遊びについて ②

 今やもうなくなってしまいましたが、昔東京には70mmフィルムを上映できるシネラマ映画館がいくつかありました。そんな「テアトル東京」や「新宿プラザ」では、最前列中央に陣取り、湾曲した巨大スクリーンに囲まれるようにして観るのが、私にとって正しい映画鑑賞の仕方でした。せっかく映画館に入ったのに、後ろの席からテレビ状態のスクリーンを眺めるなんて興醒めです。やはり視界のすべてを画面で満たさなければいけません。全身でその世界に浸かることは、すべての「遊び」の基本だと思います。

 「仕事」では、常に結果を求められますから、効率が大切です。段取りを考えながら、時には没入することから自分を引き戻す客観性も必要になります。全身全霊でのめり込むことが、必ずしも仕事の評価に繋がらないのは言わずもがなです。それに対して「遊び」は主観的な現実肯定と言えます。自分の全人格で今この場を楽しむことが「遊び」であり、自ら目の前の世界に飛び込んでいかなければ何も始まりません。そう考えると、仕事は誰にでもできますが、本気で遊ぶことはなかなか簡単に見えて難しいかもしれません。全力を尽くしてよく遊ぶことは人が生きる動機にも目的にもなり得ます。恐らく真剣に遊べない人は仕事だってうまくいかないと思います。
 車のブレーキに遊びが必要なように、仕事の中にも「遊び」の要素はあります。段取りと経済効率だけの仕事ではあまりにも味気なさすぎます。殊に人と関わる部分については、個々の遊びのセンスが問われるところです。

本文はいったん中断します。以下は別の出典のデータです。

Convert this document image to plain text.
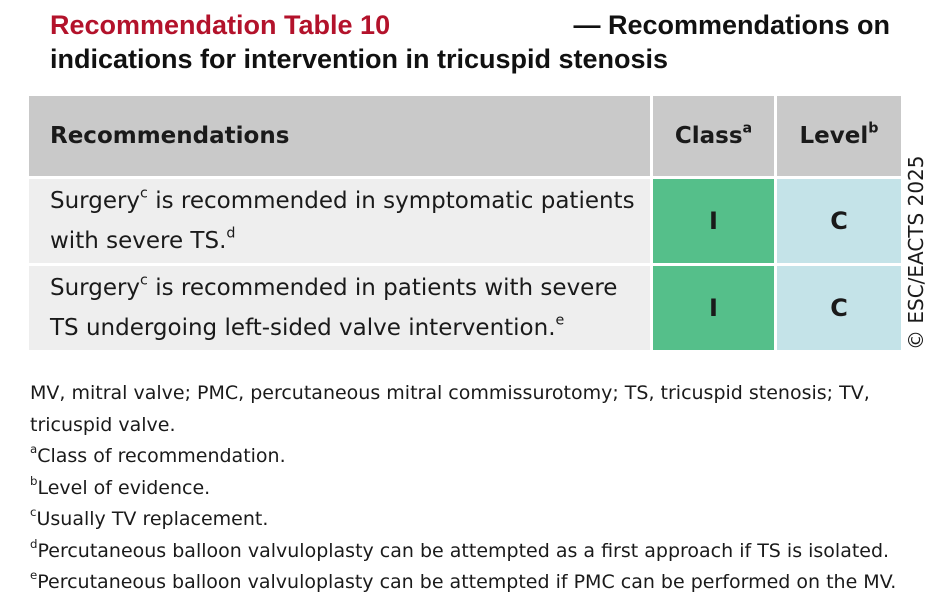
Recommendation Table 10	— Recommendations on
indications for intervention in tricuspid stenosis
Recommendations	Class$^a$	Level$^b$
Surgery$^c$ is recommended in symptomatic patients with severe TS.$^d$	I	C
Surgery$^c$ is recommended in patients with severe TS undergoing left-sided valve intervention.$^e$	I	C	© ESC/EACTS 2025

MV, mitral valve; PMC, percutaneous mitral commissurotomy; TS, tricuspid stenosis; TV, tricuspid valve.

$^a$Class of recommendation.

$^b$Level of evidence.

$^c$Usually TV replacement.

$^d$Percutaneous balloon valvuloplasty can be attempted as a first approach if TS is isolated.

$^e$Percutaneous balloon valvuloplasty can be attempted if PMC can be performed on the MV.
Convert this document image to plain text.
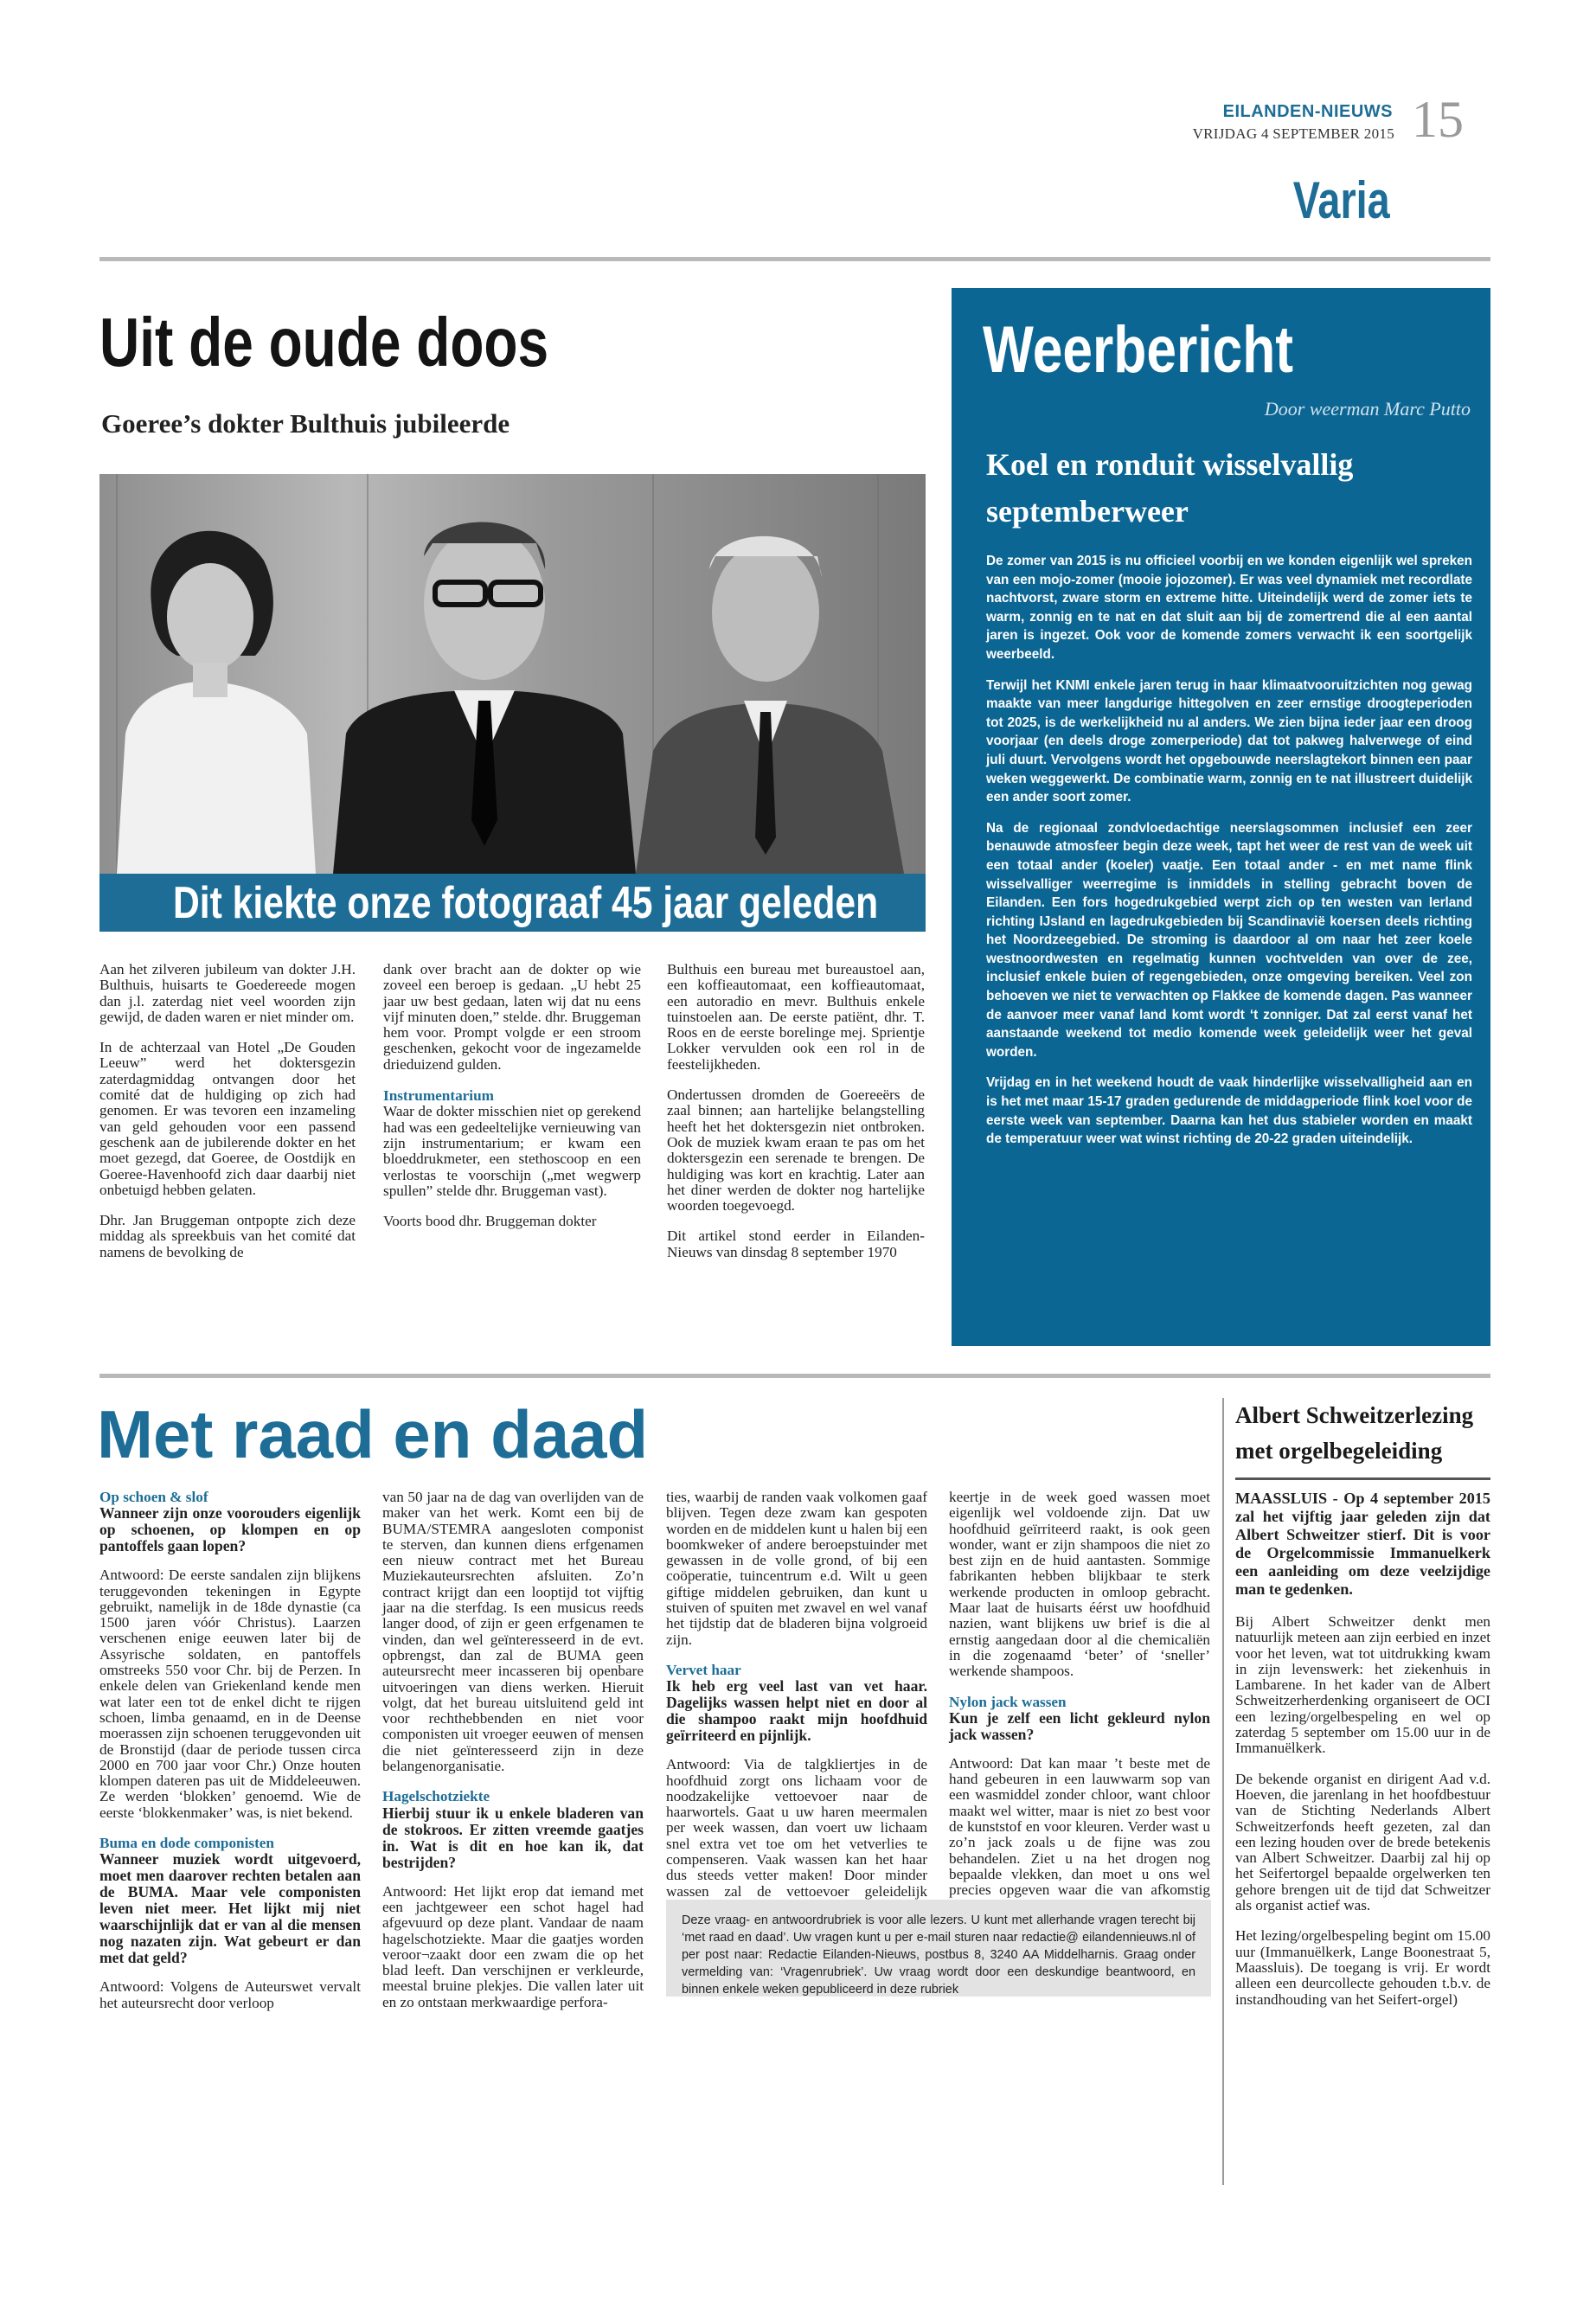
EILANDEN-NIEUWS
VRIJDAG 4 SEPTEMBER 2015 15
Varia
Uit de oude doos
Goeree’s dokter Bulthuis jubileerde
Dit kiekte onze fotograaf 45 jaar geleden

Aan het zilveren jubileum van dokter J.H. Bulthuis, huisarts te Goedereede mogen dan j.l. zaterdag niet veel woorden zijn gewijd, de daden waren er niet minder om.

In de achterzaal van Hotel „De Gouden Leeuw” werd het doktersgezin zaterdagmiddag ontvangen door het comité dat de huldiging op zich had genomen. Er was tevoren een inzameling van geld gehouden voor een passend geschenk aan de jubilerende dokter en het moet gezegd, dat Goeree, de Oostdijk en Goeree-Havenhoofd zich daar daarbij niet onbetuigd hebben gelaten.

Dhr. Jan Bruggeman ontpopte zich deze middag als spreekbuis van het comité dat namens de bevolking de

dank over bracht aan de dokter op wie zoveel een beroep is gedaan. „U hebt 25 jaar uw best gedaan, laten wij dat nu eens vijf minuten doen,” stelde. dhr. Bruggeman hem voor. Prompt volgde er een stroom geschenken, gekocht voor de ingezamelde drieduizend gulden.

Instrumentarium

Waar de dokter misschien niet op gerekend had was een gedeeltelijke vernieuwing van zijn instrumentarium; er kwam een bloeddrukmeter, een stethoscoop en een verlostas te voorschijn („met wegwerp spullen” stelde dhr. Bruggeman vast).

Voorts bood dhr. Bruggeman dokter

Bulthuis een bureau met bureaustoel aan, een koffieautomaat, een koffieautomaat, een autoradio en mevr. Bulthuis enkele tuinstoelen aan. De eerste patiënt, dhr. T. Roos en de eerste borelinge mej. Sprientje Lokker vervulden ook een rol in de feestelijkheden.

Ondertussen dromden de Goereeërs de zaal binnen; aan hartelijke belangstelling heeft het het doktersgezin niet ontbroken. Ook de muziek kwam eraan te pas om het doktersgezin een serenade te brengen. De huldiging was kort en krachtig. Later aan het diner werden de dokter nog hartelijke woorden toegevoegd.

Dit artikel stond eerder in Eilanden-Nieuws van dinsdag 8 september 1970

Weerbericht
Door weerman Marc Putto
Koel en ronduit wisselvallig septemberweer

De zomer van 2015 is nu officieel voorbij en we konden eigenlijk wel spreken van een mojo-zomer (mooie jojozomer). Er was veel dynamiek met recordlate nachtvorst, zware storm en extreme hitte. Uiteindelijk werd de zomer iets te warm, zonnig en te nat en dat sluit aan bij de zomertrend die al een aantal jaren is ingezet. Ook voor de komende zomers verwacht ik een soortgelijk weerbeeld.

Terwijl het KNMI enkele jaren terug in haar klimaatvooruitzichten nog gewag maakte van meer langdurige hittegolven en zeer ernstige droogteperioden tot 2025, is de werkelijkheid nu al anders. We zien bijna ieder jaar een droog voorjaar (en deels droge zomerperiode) dat tot pakweg halverwege of eind juli duurt. Vervolgens wordt het opgebouwde neerslagtekort binnen een paar weken weggewerkt. De combinatie warm, zonnig en te nat illustreert duidelijk een ander soort zomer.

Na de regionaal zondvloedachtige neerslagsommen inclusief een zeer benauwde atmosfeer begin deze week, tapt het weer de rest van de week uit een totaal ander (koeler) vaatje. Een totaal ander - en met name flink wisselvalliger weerregime is inmiddels in stelling gebracht boven de Eilanden. Een fors hogedrukgebied werpt zich op ten westen van Ierland richting IJsland en lagedrukgebieden bij Scandinavië koersen deels richting het Noordzeegebied. De stroming is daardoor al om naar het zeer koele westnoordwesten en regelmatig kunnen vochtvelden van over de zee, inclusief enkele buien of regengebieden, onze omgeving bereiken. Veel zon behoeven we niet te verwachten op Flakkee de komende dagen. Pas wanneer de aanvoer meer vanaf land komt wordt ‘t zonniger. Dat zal eerst vanaf het aanstaande weekend tot medio komende week geleidelijk weer het geval worden.

Vrijdag en in het weekend houdt de vaak hinderlijke wisselvalligheid aan en is het met maar 15-17 graden gedurende de middagperiode flink koel voor de eerste week van september. Daarna kan het dus stabieler worden en maakt de temperatuur weer wat winst richting de 20-22 graden uiteindelijk.

Met raad en daad
Op schoen & slof
Wanneer zijn onze voorouders eigenlijk op schoenen, op klompen en op pantoffels gaan lopen?

Antwoord: De eerste sandalen zijn blijkens teruggevonden tekeningen in Egypte gebruikt, namelijk in de 18de dynastie (ca 1500 jaren vóór Christus). Laarzen verschenen enige eeuwen later bij de Assyrische soldaten, en pantoffels omstreeks 550 voor Chr. bij de Perzen. In enkele delen van Griekenland kende men wat later een tot de enkel dicht te rijgen schoen, limba genaamd, en in de Deense moerassen zijn schoenen teruggevonden uit de Bronstijd (daar de periode tussen circa 2000 en 700 jaar voor Chr.) Onze houten klompen dateren pas uit de Middeleeuwen. Ze werden ‘blokken’ genoemd. Wie de eerste ‘blokkenmaker’ was, is niet bekend.

Buma en dode componisten
Wanneer muziek wordt uitgevoerd, moet men daarover rechten betalen aan de BUMA. Maar vele componisten leven niet meer. Het lijkt mij niet waarschijnlijk dat er van al die mensen nog nazaten zijn. Wat gebeurt er dan met dat geld?

Antwoord: Volgens de Auteurswet vervalt het auteursrecht door verloop

van 50 jaar na de dag van overlijden van de maker van het werk. Komt een bij de BUMA/STEMRA aangesloten componist te sterven, dan kunnen diens erfgenamen een nieuw contract met het Bureau Muziekauteursrechten afsluiten. Zo’n contract krijgt dan een looptijd tot vijftig jaar na die sterfdag. Is een musicus reeds langer dood, of zijn er geen erfgenamen te vinden, dan wel geïnteresseerd in de evt. opbrengst, dan zal de BUMA geen auteursrecht meer incasseren bij openbare uitvoeringen van diens werken. Hieruit volgt, dat het bureau uitsluitend geld int voor rechthebbenden en niet voor componisten uit vroeger eeuwen of mensen die niet geïnteresseerd zijn in deze belangenorganisatie.

Hagelschotziekte
Hierbij stuur ik u enkele bladeren van de stokroos. Er zitten vreemde gaatjes in. Wat is dit en hoe kan ik, dat bestrijden?

Antwoord: Het lijkt erop dat iemand met een jachtgeweer een schot hagel had afgevuurd op deze plant. Vandaar de naam hagelschotziekte. Maar die gaatjes worden veroor¬zaakt door een zwam die op het blad leeft. Dan verschijnen er verkleurde, meestal bruine plekjes. Die vallen later uit en zo ontstaan merkwaardige perfora-

ties, waarbij de randen vaak volkomen gaaf blijven. Tegen deze zwam kan gespoten worden en de middelen kunt u halen bij een boomkweker of andere beroepstuinder met gewassen in de volle grond, of bij een coöperatie, tuincentrum e.d. Wilt u geen giftige middelen gebruiken, dan kunt u stuiven of spuiten met zwavel en wel vanaf het tijdstip dat de bladeren bijna volgroeid zijn.

Vervet haar
Ik heb erg veel last van vet haar. Dagelijks wassen helpt niet en door al die shampoo raakt mijn hoofdhuid geïrriteerd en pijnlijk.

Antwoord: Via de talgkliertjes in de hoofdhuid zorgt ons lichaam voor de noodzakelijke vettoevoer naar de haarwortels. Gaat u uw haren meermalen per week wassen, dan voert uw lichaam snel extra vet toe om het vetverlies te compenseren. Vaak wassen kan het haar dus steeds vetter maken! Door minder wassen zal de vettoevoer geleidelijk

keertje in de week goed wassen moet eigenlijk wel voldoende zijn. Dat uw hoofdhuid geïrriteerd raakt, is ook geen wonder, want er zijn shampoos die niet zo best zijn en de huid aantasten. Sommige fabrikanten hebben blijkbaar te sterk werkende producten in omloop gebracht. Maar laat de huisarts éérst uw hoofdhuid nazien, want blijkens uw brief is die al ernstig aangedaan door al die chemicaliën in die zogenaamd ‘beter’ of ‘sneller’ werkende shampoos.

Nylon jack wassen
Kun je zelf een licht gekleurd nylon jack wassen?

Antwoord: Dat kan maar ’t beste met de hand gebeuren in een lauwwarm sop van een wasmiddel zonder chloor, want chloor maakt wel witter, maar is niet zo best voor de kunststof en voor kleuren. Verder wast u zo’n jack zoals u de fijne was zou behandelen. Ziet u na het drogen nog bepaalde vlekken, dan moet u ons wel precies opgeven waar die van afkomstig

Deze vraag- en antwoordrubriek is voor alle lezers. U kunt met allerhande vragen terecht bij ‘met raad en daad’. Uw vragen kunt u per e-mail sturen naar redactie@ eilandennieuws.nl of per post naar: Redactie Eilanden-Nieuws, postbus 8, 3240 AA Middelharnis. Graag onder vermelding van: ‘Vragenrubriek’. Uw vraag wordt door een deskundige beantwoord, en binnen enkele weken gepubliceerd in deze rubriek
Albert Schweitzerlezing met orgelbegeleiding
MAASSLUIS - Op 4 september 2015 zal het vijftig jaar geleden zijn dat Albert Schweitzer stierf. Dit is voor de Orgelcommissie Immanuelkerk een aanleiding om deze veelzijdige man te gedenken.

Bij Albert Schweitzer denkt men natuurlijk meteen aan zijn eerbied en inzet voor het leven, wat tot uitdrukking kwam in zijn levenswerk: het ziekenhuis in Lambarene. In het kader van de Albert Schweitzerherdenking organiseert de OCI een lezing/orgelbespeling en wel op zaterdag 5 september om 15.00 uur in de Immanuëlkerk.

De bekende organist en dirigent Aad v.d. Hoeven, die jarenlang in het hoofdbestuur van de Stichting Nederlands Albert Schweitzerfonds heeft gezeten, zal dan een lezing houden over de brede betekenis van Albert Schweitzer. Daarbij zal hij op het Seifertorgel bepaalde orgelwerken ten gehore brengen uit de tijd dat Schweitzer als organist actief was.

Het lezing/orgelbespeling begint om 15.00 uur (Immanuëlkerk, Lange Boonestraat 5, Maassluis). De toegang is vrij. Er wordt alleen een deurcollecte gehouden t.b.v. de instandhouding van het Seifert-orgel)
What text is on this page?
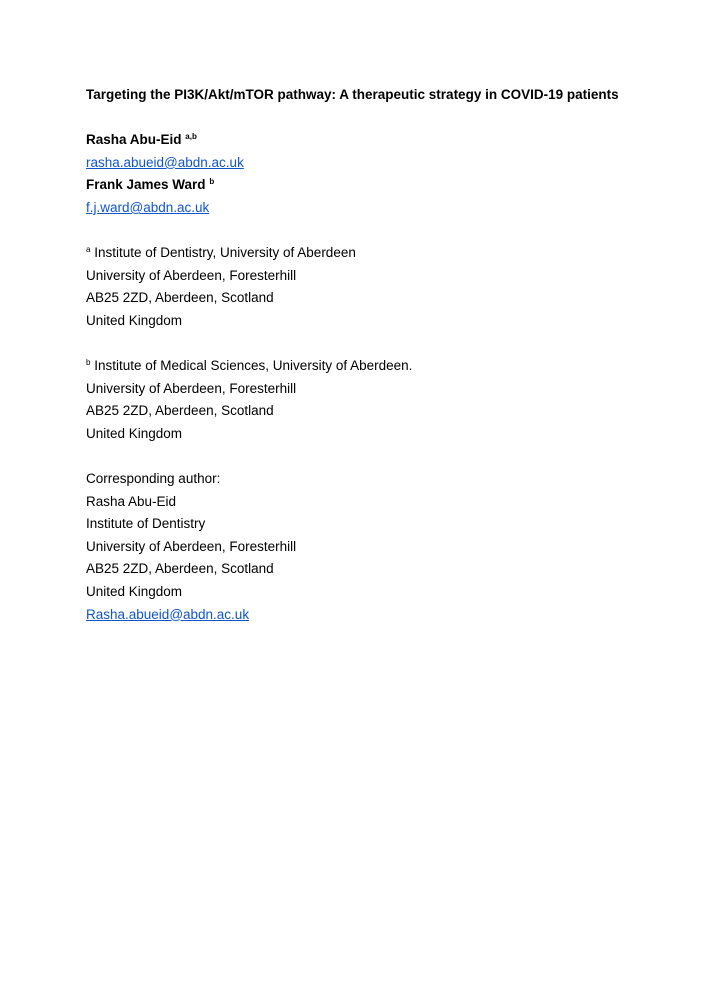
Targeting the PI3K/Akt/mTOR pathway: A therapeutic strategy in COVID-19 patients

Rasha Abu-Eid $^{a,b}$

rasha.abueid@abdn.ac.uk

Frank James Ward $^b$

f.j.ward@abdn.ac.uk

$^a$ Institute of Dentistry, University of Aberdeen

University of Aberdeen, Foresterhill

AB25 2ZD, Aberdeen, Scotland

United Kingdom

$^b$ Institute of Medical Sciences, University of Aberdeen.

University of Aberdeen, Foresterhill

AB25 2ZD, Aberdeen, Scotland

United Kingdom

Corresponding author:

Rasha Abu-Eid

Institute of Dentistry

University of Aberdeen, Foresterhill

AB25 2ZD, Aberdeen, Scotland

United Kingdom

Rasha.abueid@abdn.ac.uk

さて、今の映画界が、失敗できないビジネスとして、商業主義に流れるのはわかります。が、それにしても観たいと思える映画がひとつもないというのはどういうことでしょう。いつからか画面や脚本の均質化が進み、本気の「遊び」が感じられない同じような作品ばかり増えました。エンターテイメントの水準を満たした上で、人間としての懐の深さを感じさせてくれる、トリュフォー黒澤明作品のような映画を久しぶりに大画面で観たいものです。